Last week, I got into a discussion with my fellow copyeditor about English as a second language (ESL). Sort of. We were discussing the number of staff writers and contributors that we have who speak and write English as a second (or third, or fifth) language. The general consensus of our conversation was: “They really are the best. Seriously.” I know, pretty lackluster for people who deal with words for a living. Don’t judge. Anyway, I can’t remember the reason we even got started talking about it in the first place, but it basically boils down to the fact that I’m in complete awe of people who don’t speak English as their primary language who write for a primarily English-speaking magazine.
English is hard, y’all. It only sort of makes sense in the best-case scenarios, and is a holy mess the rest of the time. We shouldn’t even bother having spelling and grammar rules, because there are so many exceptions that the rules are pretty much pointless. There is absolutely no consistency whatsoever, and, unlike almost every other language, you can’t obtain proficiency by simply memorizing the rules of grammar; instead, you have to memorize every single stupid quirk and idiosyncrasy of the language. I can’t imagine how anyone could possibly do that. And yet, so many do.
I fully acknowledge the linguistic privilege that comes from growing up in an English-speaking household, raised by two teachers who were responsible, at least partially, for making sure their students (and their children) had a mastery of the language. I’m also incredibly lucky to have gone to college, where I essentially majored in words. I studied words and sentences and works of literature intensively. And, frankly, I think people who learned English as a second language worked much harder than I ever did.
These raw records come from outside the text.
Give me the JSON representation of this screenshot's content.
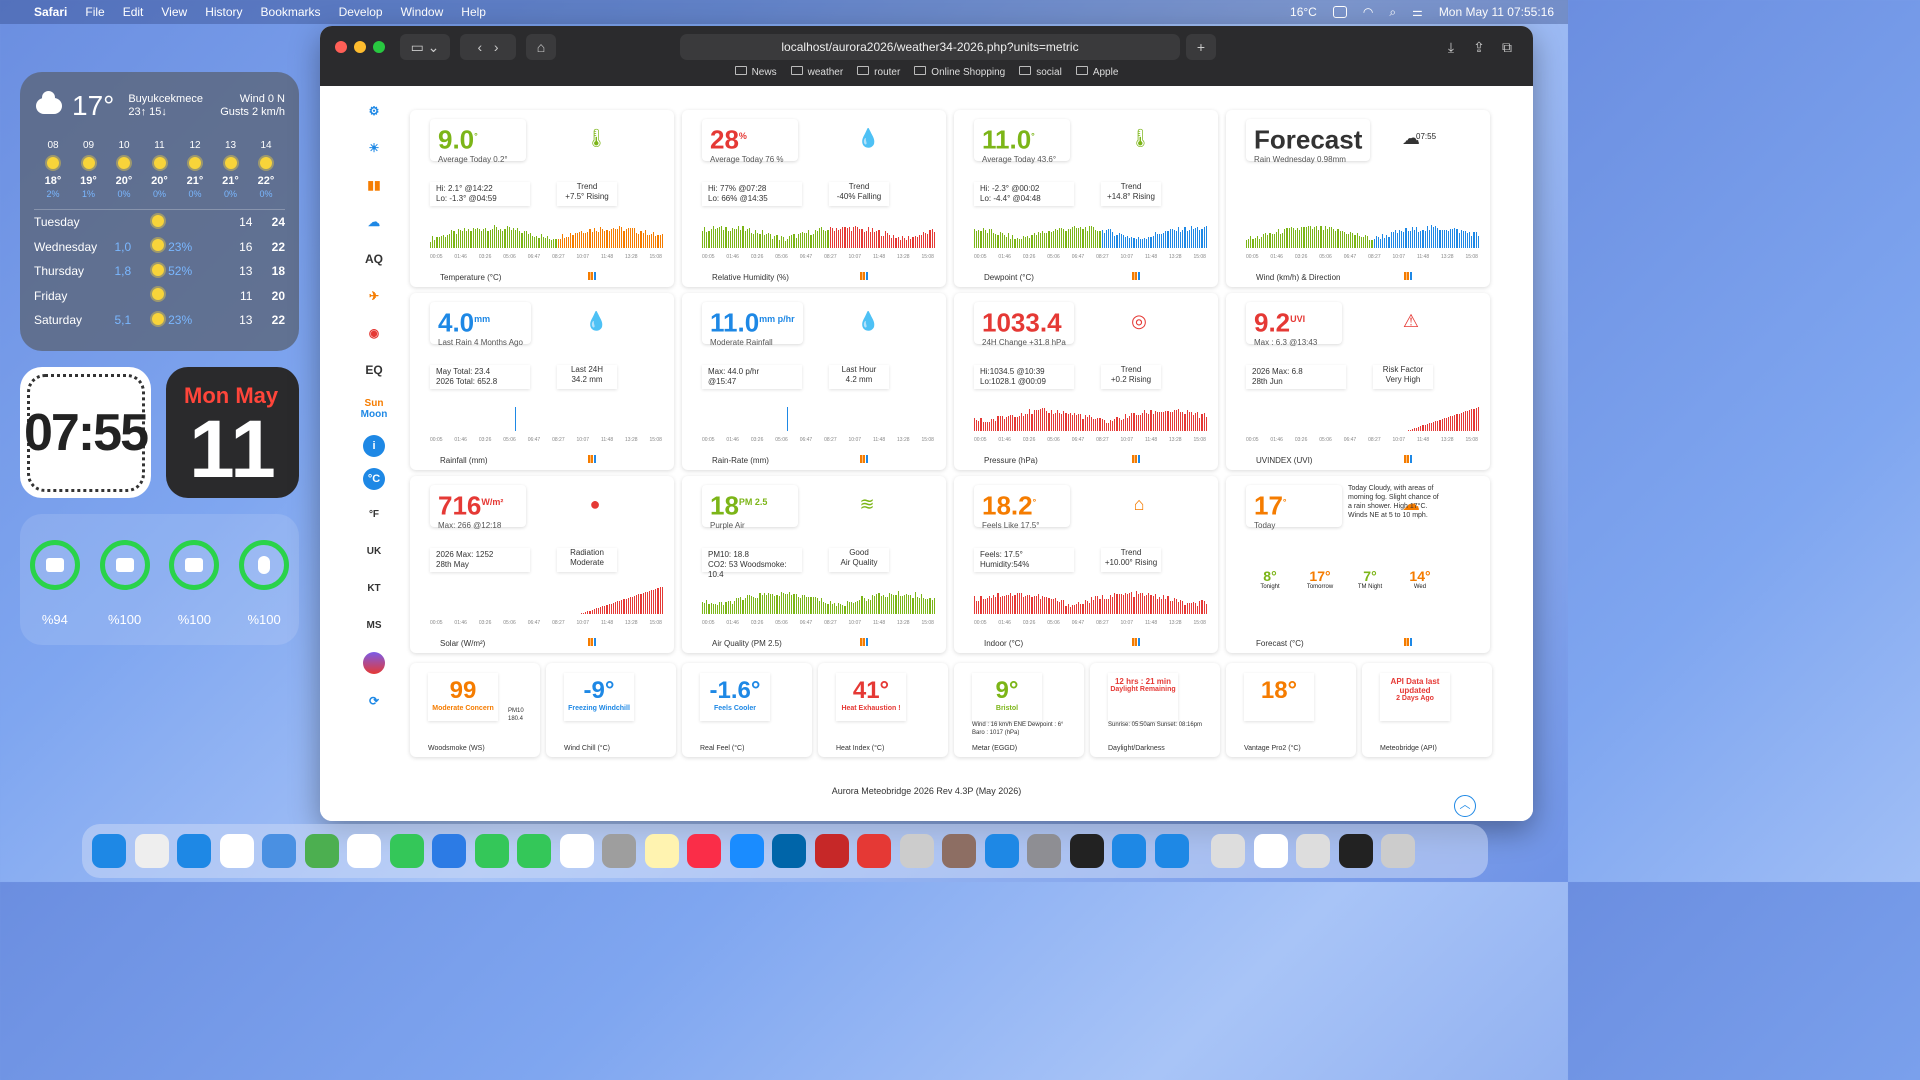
{
  "menubar": {
    "app": "Safari",
    "items": [
      "File",
      "Edit",
      "View",
      "History",
      "Bookmarks",
      "Develop",
      "Window",
      "Help"
    ],
    "temp": "16°C",
    "datetime": "Mon May 11  07:55:16"
  },
  "weather_widget": {
    "temp": "17°",
    "location": "Buyukcekmece",
    "hilo": "23↑ 15↓",
    "wind": "Wind 0 N",
    "gusts": "Gusts 2 km/h",
    "hours": [
      {
        "h": "08",
        "t": "18°",
        "p": "2%"
      },
      {
        "h": "09",
        "t": "19°",
        "p": "1%"
      },
      {
        "h": "10",
        "t": "20°",
        "p": "0%"
      },
      {
        "h": "11",
        "t": "20°",
        "p": "0%"
      },
      {
        "h": "12",
        "t": "21°",
        "p": "0%"
      },
      {
        "h": "13",
        "t": "21°",
        "p": "0%"
      },
      {
        "h": "14",
        "t": "22°",
        "p": "0%"
      }
    ],
    "days": [
      {
        "d": "Tuesday",
        "p": "",
        "p2": "",
        "lo": "14",
        "hi": "24"
      },
      {
        "d": "Wednesday",
        "p": "1,0",
        "p2": "23%",
        "lo": "16",
        "hi": "22"
      },
      {
        "d": "Thursday",
        "p": "1,8",
        "p2": "52%",
        "lo": "13",
        "hi": "18"
      },
      {
        "d": "Friday",
        "p": "",
        "p2": "",
        "lo": "11",
        "hi": "20"
      },
      {
        "d": "Saturday",
        "p": "5,1",
        "p2": "23%",
        "lo": "13",
        "hi": "22"
      }
    ]
  },
  "clock": {
    "time": "07:55"
  },
  "date_widget": {
    "dm": "Mon May",
    "day": "11"
  },
  "batteries": [
    "%94",
    "%100",
    "%100",
    "%100"
  ],
  "browser": {
    "url": "localhost/aurora2026/weather34-2026.php?units=metric",
    "bookmarks": [
      "News",
      "weather",
      "router",
      "Online Shopping",
      "social",
      "Apple"
    ]
  },
  "sidebar": [
    "AQ",
    "EQ",
    "Sun",
    "Moon",
    "°C",
    "°F",
    "UK",
    "KT",
    "MS"
  ],
  "axis": [
    "00:05",
    "01:46",
    "03:26",
    "05:06",
    "06:47",
    "08:27",
    "10:07",
    "11:48",
    "13:28",
    "15:08"
  ],
  "cards": [
    {
      "val": "9.0",
      "unit": "°",
      "sub": "Average Today 0.2°",
      "hl1": "Hi: 2.1° @14:22",
      "hl2": "Lo: -1.3° @04:59",
      "tr1": "Trend",
      "tr2": "+7.5° Rising",
      "title": "Temperature (°C)",
      "color": "#7cb518"
    },
    {
      "val": "28",
      "unit": "%",
      "sub": "Average Today 76 %",
      "hl1": "Hi: 77% @07:28",
      "hl2": "Lo: 66% @14:35",
      "tr1": "Trend",
      "tr2": "-40% Falling",
      "title": "Relative Humidity (%)",
      "color": "#e53935"
    },
    {
      "val": "11.0",
      "unit": "°",
      "sub": "Average Today 43.6°",
      "hl1": "Hi: -2.3° @00:02",
      "hl2": "Lo: -4.4° @04:48",
      "tr1": "Trend",
      "tr2": "+14.8° Rising",
      "title": "Dewpoint (°C)",
      "color": "#7cb518"
    },
    {
      "val": "Forecast",
      "unit": "",
      "sub": "Rain Wednesday 0.98mm",
      "hl1": "",
      "hl2": "",
      "tr1": "",
      "tr2": "",
      "title": "Wind (km/h) & Direction",
      "color": "#333"
    },
    {
      "val": "4.0",
      "unit": "mm",
      "sub": "Last Rain 4 Months Ago",
      "hl1": "May Total: 23.4",
      "hl2": "2026 Total: 652.8",
      "tr1": "Last 24H",
      "tr2": "34.2 mm",
      "title": "Rainfall (mm)",
      "color": "#1e88e5"
    },
    {
      "val": "11.0",
      "unit": "mm p/hr",
      "sub": "Moderate Rainfall",
      "hl1": "Max: 44.0 p/hr",
      "hl2": "@15:47",
      "tr1": "Last Hour",
      "tr2": "4.2 mm",
      "title": "Rain-Rate (mm)",
      "color": "#1e88e5"
    },
    {
      "val": "1033.4",
      "unit": "",
      "sub": "24H Change +31.8 hPa",
      "hl1": "Hi:1034.5 @10:39",
      "hl2": "Lo:1028.1 @00:09",
      "tr1": "Trend",
      "tr2": "+0.2 Rising",
      "title": "Pressure (hPa)",
      "color": "#e53935"
    },
    {
      "val": "9.2",
      "unit": "UVI",
      "sub": "Max : 6.3 @13:43",
      "hl1": "2026 Max: 6.8",
      "hl2": "28th Jun",
      "tr1": "Risk Factor",
      "tr2": "Very High",
      "title": "UVINDEX (UVI)",
      "color": "#e53935"
    },
    {
      "val": "716",
      "unit": "W/m²",
      "sub": "Max: 266 @12:18",
      "hl1": "2026 Max: 1252",
      "hl2": "28th May",
      "tr1": "Radiation",
      "tr2": "Moderate",
      "title": "Solar (W/m²)",
      "color": "#e53935"
    },
    {
      "val": "18",
      "unit": "PM 2.5",
      "sub": "Purple Air",
      "hl1": "PM10: 18.8",
      "hl2": "CO2: 53  Woodsmoke: 10.4",
      "tr1": "Good",
      "tr2": "Air Quality",
      "title": "Air Quality (PM 2.5)",
      "color": "#7cb518"
    },
    {
      "val": "18.2",
      "unit": "°",
      "sub": "Feels Like 17.5°",
      "hl1": "Feels: 17.5°",
      "hl2": "Humidity:54%",
      "tr1": "Trend",
      "tr2": "+10.00° Rising",
      "title": "Indoor (°C)",
      "color": "#f57c00"
    },
    {
      "val": "17",
      "unit": "°",
      "sub": "Today",
      "hl1": "",
      "hl2": "",
      "tr1": "",
      "tr2": "",
      "title": "Forecast (°C)",
      "color": "#f57c00"
    }
  ],
  "forecast_text": "Today Cloudy, with areas of morning fog. Slight chance of a rain shower. High 17°C. Winds NE at 5 to 10 mph.",
  "forecast_days": [
    {
      "t": "8°",
      "d": "Tonight"
    },
    {
      "t": "17°",
      "d": "Tomorrow"
    },
    {
      "t": "7°",
      "d": "TM Night"
    },
    {
      "t": "14°",
      "d": "Wed"
    }
  ],
  "wind_time": "07:55",
  "small": [
    {
      "v": "99",
      "s": "Moderate Concern",
      "x": "PM10 180.4",
      "t": "Woodsmoke (WS)",
      "c": "#f57c00"
    },
    {
      "v": "-9°",
      "s": "Freezing Windchill",
      "x": "",
      "t": "Wind Chill (°C)",
      "c": "#1e88e5"
    },
    {
      "v": "-1.6°",
      "s": "Feels Cooler",
      "x": "",
      "t": "Real Feel (°C)",
      "c": "#1e88e5"
    },
    {
      "v": "41°",
      "s": "Heat Exhaustion !",
      "x": "",
      "t": "Heat Index (°C)",
      "c": "#e53935"
    },
    {
      "v": "9°",
      "s": "Bristol",
      "x": "Wind : 16 km/h ENE Dewpoint : 6° Baro : 1017 (hPa)",
      "t": "Metar (EGGD)",
      "c": "#7cb518"
    },
    {
      "v": "12 hrs : 21 min",
      "s": "Daylight Remaining",
      "x": "Sunrise: 05:50am Sunset: 08:16pm",
      "t": "Daylight/Darkness",
      "c": "#e53935"
    },
    {
      "v": "18°",
      "s": "",
      "x": "",
      "t": "Vantage Pro2 (°C)",
      "c": "#f57c00"
    },
    {
      "v": "API Data last updated",
      "s": "2 Days Ago",
      "x": "",
      "t": "Meteobridge (API)",
      "c": "#e53935"
    }
  ],
  "footer": "Aurora Meteobridge 2026 Rev 4.3P (May 2026)",
  "dock": [
    "Finder",
    "Launchpad",
    "Safari",
    "Chrome",
    "Mail",
    "Maps",
    "Photos",
    "Messages",
    "Cloud",
    "FaceTime",
    "Phone",
    "Calendar",
    "Contacts",
    "Notes",
    "Music",
    "App Store",
    "VS Code",
    "FileZilla",
    "Tools",
    "Preview",
    "Folder",
    "iPhone",
    "Settings",
    "Terminal",
    "Files",
    "Xcode",
    "Finder2",
    "Docs",
    "Window",
    "Screen",
    "Trash"
  ]
}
When I first started editing for Persephone, I came across a few articles that kind of stood out at me. The syntax and construction was just a little off. I’d seen this before when I was editing academic papers, usually when people were writing about things outside of their main disciplines. And then someone mentioned that this writer or that does not speak English as their primary language. And suddenly, all of the pieces fell into place. Their syntax looked off to me because it was logical. Their writing followed specifically set rules as to where words go in a sentence, how prefixes and suffixes are used, and how sentences are assembled. Of course it looked strange to me. English doesn’t follow any of those rules, not consistently, at least. What is even more interesting to me is that once I know a writer’s primary language, I can deconstruct and reconstruct their sentences pretty easily. Most languages have their own flow, certain “tells” that indicate when a native speaker is writing in a language other than their primary one. But the fact that anyone who learned English after first being fluent or proficient in another language can write an article fit for publication and easily read, understood, and discussed is absolutely astounding to me.
And I can’t even begin to tell you how impressed I am with our writers who are non-native English-speakers. Not to mention our commenters. I see comments sometimes, not just here, but other places, in which people apologize for their writing, explaining that English isn’t their first language. And I just wish I could convey, in this complicated and ridiculous mess of words that is the English language, just how incredible I find it. Learning another language, any language, is difficult, but English is its own particular brand of messy, and anyone who is willing to try to tackle that, and then share their efforts with others, has nothing but my complete respect.
So I never want to hear or read anyone apologizing for their imperfect English. I guarantee that even with a lifetime of study, I could never be as proficient in another language as so many non-native speakers are in English. So say what’s on your mind, write out what you have to say, and don’t apologize. If anyone has a problem with whatever tiny technical errors you might make, you just tell ’em to talk to the Grammar Bitch.